The NeurOX Young People’s Advisory Group (YPAG) is a group of young people (aged between 14 and 18 years old) who work with the Neuroscience, Ethics and Society (NEUROSEC) team in the Department
of Psychiatry at University of Oxford. The YPAG supports adolescents’ involvement in research, policy and ethical decision-making about mental health and ethics challenges that affect their lives. As part of the YPAG, young people act as co-researchers in the design, implementation and analysis of a range of mental health science research.

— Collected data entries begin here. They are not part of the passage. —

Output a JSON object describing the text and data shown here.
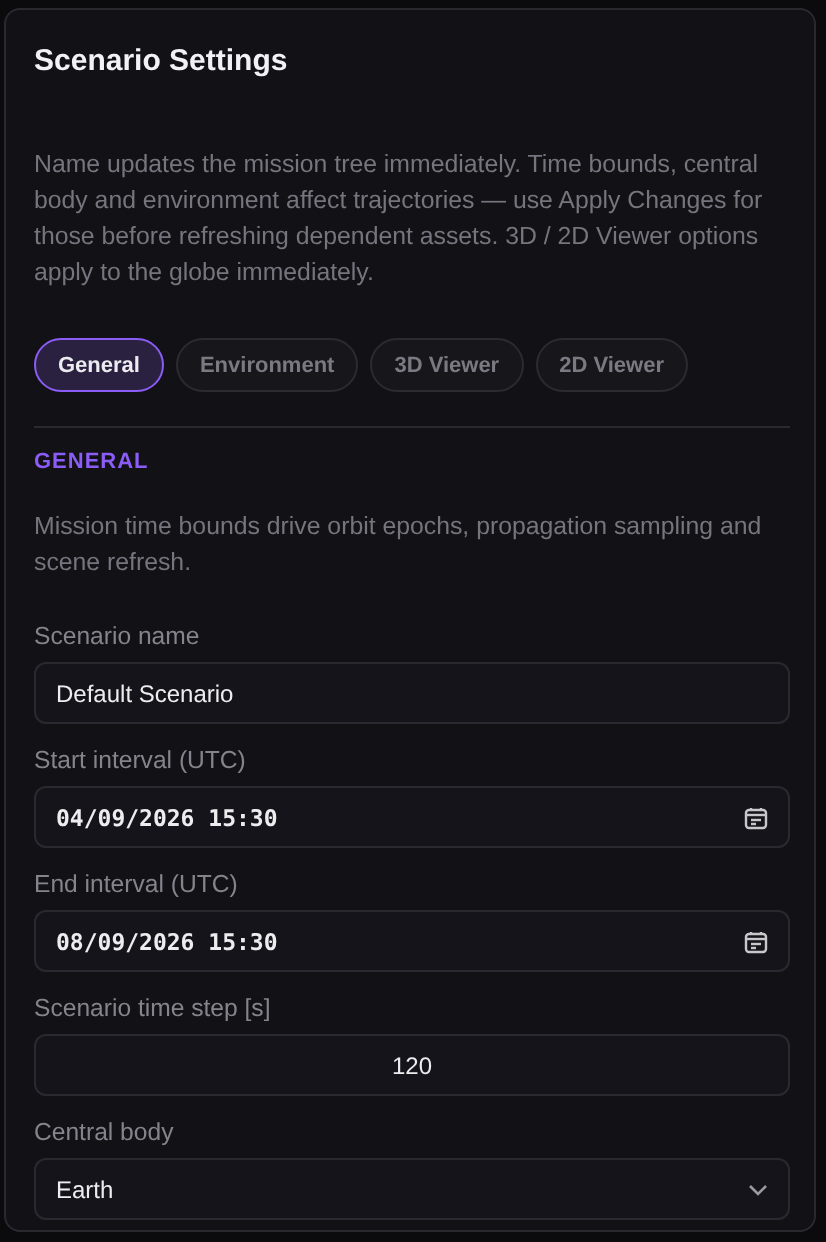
{
  "panel": {
    "title": "Scenario Settings",
    "description": "Name updates the mission tree immediately. Time bounds, central body and environment affect trajectories — use Apply Changes for those before refreshing dependent assets. 3D / 2D Viewer options apply to the globe immediately."
  },
  "tabs": [
    {
      "label": "General",
      "selected": true
    },
    {
      "label": "Environment",
      "selected": false
    },
    {
      "label": "3D Viewer",
      "selected": false
    },
    {
      "label": "2D Viewer",
      "selected": false
    }
  ],
  "section": {
    "heading": "GENERAL",
    "description": "Mission time bounds drive orbit epochs, propagation sampling and scene refresh."
  },
  "fields": [
    {
      "kind": "text",
      "label": "Scenario name",
      "value": "Default Scenario"
    },
    {
      "kind": "datetime",
      "label": "Start interval (UTC)",
      "value": "04/09/2026 15:30"
    },
    {
      "kind": "datetime",
      "label": "End interval (UTC)",
      "value": "08/09/2026 15:30"
    },
    {
      "kind": "number",
      "label": "Scenario time step [s]",
      "value": "120"
    },
    {
      "kind": "select",
      "label": "Central body",
      "value": "Earth"
    }
  ]
}
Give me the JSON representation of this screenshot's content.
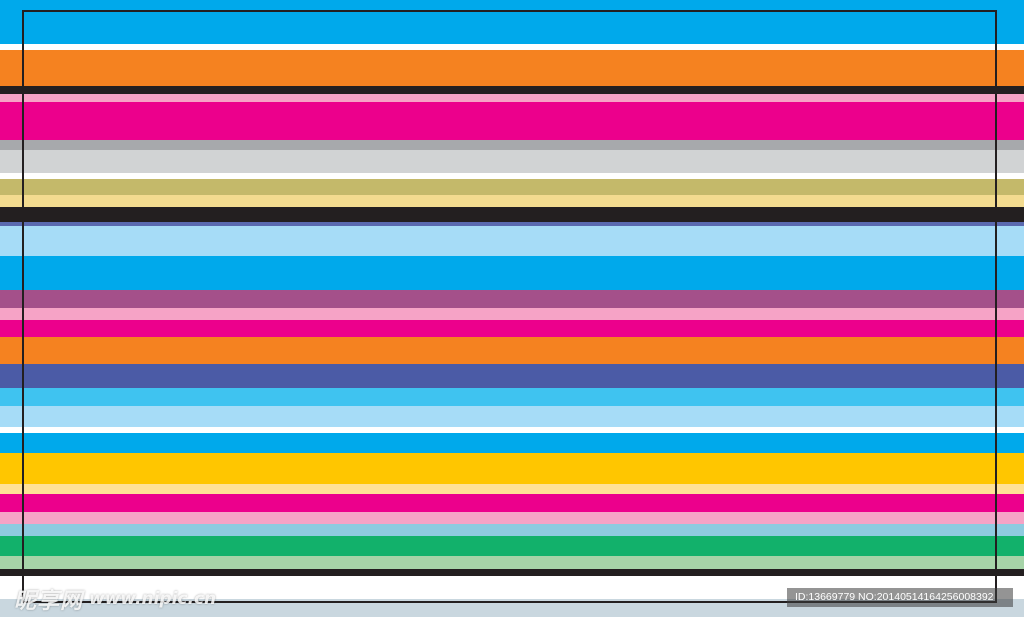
{
  "pattern": {
    "stripe_colors": [
      "#00a9eb",
      "#ffffff",
      "#f58220",
      "#231f20",
      "#f6a3c6",
      "#ec008c",
      "#a7a9ac",
      "#d1d3d4",
      "#ffffff",
      "#c4b96a",
      "#f3db8f",
      "#231f20",
      "#5a6ab0",
      "#a6dcf7",
      "#00a9eb",
      "#a4508a",
      "#f6a3c6",
      "#ec008c",
      "#f58220",
      "#4b5ba6",
      "#3fc3f0",
      "#a6dcf7",
      "#ffffff",
      "#00a9eb",
      "#ffc600",
      "#ffe196",
      "#ec008c",
      "#f6a3c6",
      "#8ecbe0",
      "#12b16b",
      "#a6d4a8",
      "#231f20",
      "#ffffff",
      "#c9d7df"
    ],
    "frame_color": "#231f20"
  },
  "watermark": {
    "brand": "昵享网",
    "url": "www.nipic.cn",
    "id_text": "ID:13669779 NO:20140514164256008392"
  }
}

To help evaluate the impact of the YPAG, we used the Storytelling Methodology – an independent evaluation approach led by the Old Fire Station (OFS), which is based on the Most Significant Change (MSC) technique. This process involved collecting the stories of eight people involved in the YPAG – YPAG members and research staff. OFS story collectors had conversations with these individuals (the storytellers) about their experiences of the YPAG and what it meant to them. These conversations were recorded and transcribed, and then edited down into shorter stories which faithfully reflect the storyteller’s insights into impact and significance in their own voice and words. The stories were approved by the individuals and anonymised. We then held a discussion session which brought together people with different perspectives and relationships to the project to discuss the stories and the learning emerging. This report shares the key insights and learning which came out of this process.